We’re thrilled to put on the first installment in a new free webinar series on faculty technology at liberal arts colleges—a joint presentation with the Consortium for Faculty Diversity, covering what they do and how Interfolio helps them do it. Register here to attend the webinar!
The vast majority of Interfolio’s more than 200 clients are accredited colleges and universities, of all sizes and nearly all types, public and private. Among them, you’ll find a sizeable cadre of small liberal arts schools who have been a sort of bedrock throughout the time that Interfolio’s shared governance platform has been up and running.
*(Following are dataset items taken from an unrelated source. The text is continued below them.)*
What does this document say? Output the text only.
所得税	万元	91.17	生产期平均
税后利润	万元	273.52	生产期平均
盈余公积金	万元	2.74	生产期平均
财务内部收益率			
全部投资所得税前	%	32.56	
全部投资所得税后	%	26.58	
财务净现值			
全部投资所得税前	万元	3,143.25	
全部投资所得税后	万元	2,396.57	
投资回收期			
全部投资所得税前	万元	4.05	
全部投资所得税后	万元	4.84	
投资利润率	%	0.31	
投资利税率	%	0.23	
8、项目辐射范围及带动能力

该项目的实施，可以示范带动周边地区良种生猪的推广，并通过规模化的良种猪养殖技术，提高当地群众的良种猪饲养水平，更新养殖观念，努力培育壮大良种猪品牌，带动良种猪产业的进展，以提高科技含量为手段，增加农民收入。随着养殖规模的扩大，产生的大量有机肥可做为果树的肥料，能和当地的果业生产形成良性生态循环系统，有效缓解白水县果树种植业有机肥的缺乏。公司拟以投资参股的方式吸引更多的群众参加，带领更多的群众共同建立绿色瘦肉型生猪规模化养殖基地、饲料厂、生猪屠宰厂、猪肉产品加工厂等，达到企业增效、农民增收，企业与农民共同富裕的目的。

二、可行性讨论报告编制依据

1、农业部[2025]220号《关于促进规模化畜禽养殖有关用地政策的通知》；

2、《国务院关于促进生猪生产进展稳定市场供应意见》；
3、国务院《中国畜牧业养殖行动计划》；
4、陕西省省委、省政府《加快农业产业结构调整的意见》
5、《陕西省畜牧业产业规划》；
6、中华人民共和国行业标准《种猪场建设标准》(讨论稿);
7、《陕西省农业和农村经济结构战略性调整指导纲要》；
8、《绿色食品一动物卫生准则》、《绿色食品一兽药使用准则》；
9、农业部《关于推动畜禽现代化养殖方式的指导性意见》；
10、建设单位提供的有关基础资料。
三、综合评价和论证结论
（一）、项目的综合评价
In addition, there are a few organizations that find our technology valuable despite their falling outside the category of conventional academic institutions. One of these is the Gettysburg College-based Consortium for Faculty Diversity, a group of around four dozen liberal arts colleges across the U.S.
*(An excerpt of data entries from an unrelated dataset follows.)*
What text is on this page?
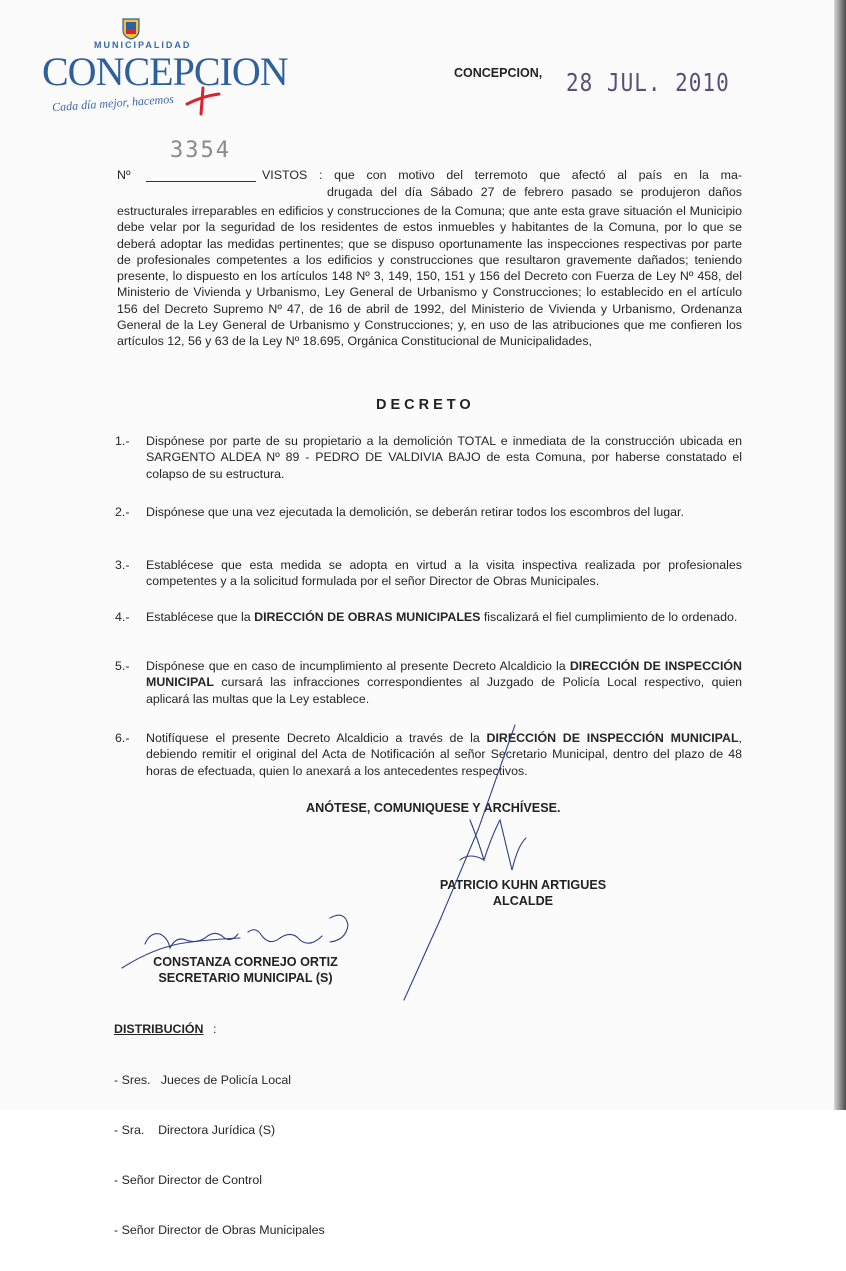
MUNICIPALIDAD
CONCEPCION
Cada día mejor, hacemos
CONCEPCION, 28 JUL. 2010
3354
Nº	VISTOS : que con motivo del terremoto que afectó al país en la ma-
drugada del día Sábado 27 de febrero pasado se produjeron daños
estructurales irreparables en edificios y construcciones de la Comuna; que ante esta grave situación el Municipio debe velar por la seguridad de los residentes de estos inmuebles y habitantes de la Comuna, por lo que se deberá adoptar las medidas pertinentes; que se dispuso oportunamente las inspecciones respectivas por parte de profesionales competentes a los edificios y construcciones que resultaron gravemente dañados; teniendo presente, lo dispuesto en los artículos 148 Nº 3, 149, 150, 151 y 156 del Decreto con Fuerza de Ley Nº 458, del Ministerio de Vivienda y Urbanismo, Ley General de Urbanismo y Construcciones; lo establecido en el artículo 156 del Decreto Supremo Nº 47, de 16 de abril de 1992, del Ministerio de Vivienda y Urbanismo, Ordenanza General de la Ley General de Urbanismo y Construcciones; y, en uso de las atribuciones que me confieren los artículos 12, 56 y 63 de la Ley Nº 18.695, Orgánica Constitucional de Municipalidades,
DECRETO
1.- Dispónese por parte de su propietario a la demolición TOTAL e inmediata de la construcción ubicada en SARGENTO ALDEA Nº 89 - PEDRO DE VALDIVIA BAJO de esta Comuna, por haberse constatado el colapso de su estructura.
2.- Dispónese que una vez ejecutada la demolición, se deberán retirar todos los escombros del lugar.
3.- Establécese que esta medida se adopta en virtud a la visita inspectiva realizada por profesionales competentes y a la solicitud formulada por el señor Director de Obras Municipales.
4.- Establécese que la DIRECCIÓN DE OBRAS MUNICIPALES fiscalizará el fiel cumplimiento de lo ordenado.
5.- Dispónese que en caso de incumplimiento al presente Decreto Alcaldicio la DIRECCIÓN DE INSPECCIÓN MUNICIPAL cursará las infracciones correspondientes al Juzgado de Policía Local respectivo, quien aplicará las multas que la Ley establece.
6.- Notifíquese el presente Decreto Alcaldicio a través de la DIRECCIÓN DE INSPECCIÓN MUNICIPAL, debiendo remitir el original del Acta de Notificación al señor Secretario Municipal, dentro del plazo de 48 horas de efectuada, quien lo anexará a los antecedentes respectivos.
ANÓTESE, COMUNIQUESE Y ARCHÍVESE.
PATRICIO KUHN ARTIGUES
ALCALDE
CONSTANZA CORNEJO ORTIZ
SECRETARIO MUNICIPAL (S)
DISTRIBUCIÓN :

- Sres.   Jueces de Policía Local

- Sra.    Directora Jurídica (S)

- Señor Director de Control

- Señor Director de Obras Municipales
The Consortium takes an admirably concrete approach to aiding faculty diversity initiatives at liberal arts colleges. They offer fellowships that place scholars from underrepresented minority groups in faculty positions at liberal arts colleges. Part of the point of this is to amplify the message that a faculty job at a smaller institution—characteristically more oriented toward teaching than research—is a viable, rewarding, interesting path for a scholar. On the institutional side, it gives a leg up to schools that may have limited resources on their own, or may be more geographically distant from more diverse urban centers.
Joining us for the actual webinar are two representatives of the Consortium: Jack Ryan, Vice Provost and Dean of Arts and Humanities at Gettysburg College, and Bruce King, Assistant to the President for Institutional Diversity at St. Olaf College. We’ll hear from them about how the Consortium has grown to occupy the role it does today, and why they pursued a better system for managing the logistics of their fellowship search process.
Along with around a quarter of its member institutions, the Consortium itself uses Interfolio’s technology to improve their academic decision process—in their case, they use Interfolio’s Faculty Search recruitment platform to manage their pool of fellowship candidates. We’ll say more in the webinar itself about the full toolbox that Interfolio offers to aid faculty diversity goals throughout the recruitment process.
Why a liberal arts series? Basically, Interfolio’s liberal arts clients have played an influential role over the years in our understanding of the priorities and needs of shared governance and the academic committee model. Often having fewer administrative layers between faculty, leadership, and students, our conversations with liberal arts colleges have proven pretty indispensable in terms of seeing clearly what the core benefits of faculty-focused technology should be. It feels worthwhile to bring to the surface some of these schools’ experiences, as new kinds of digital experiences intersect in new ways with traditional (and nontraditional) faculty career models.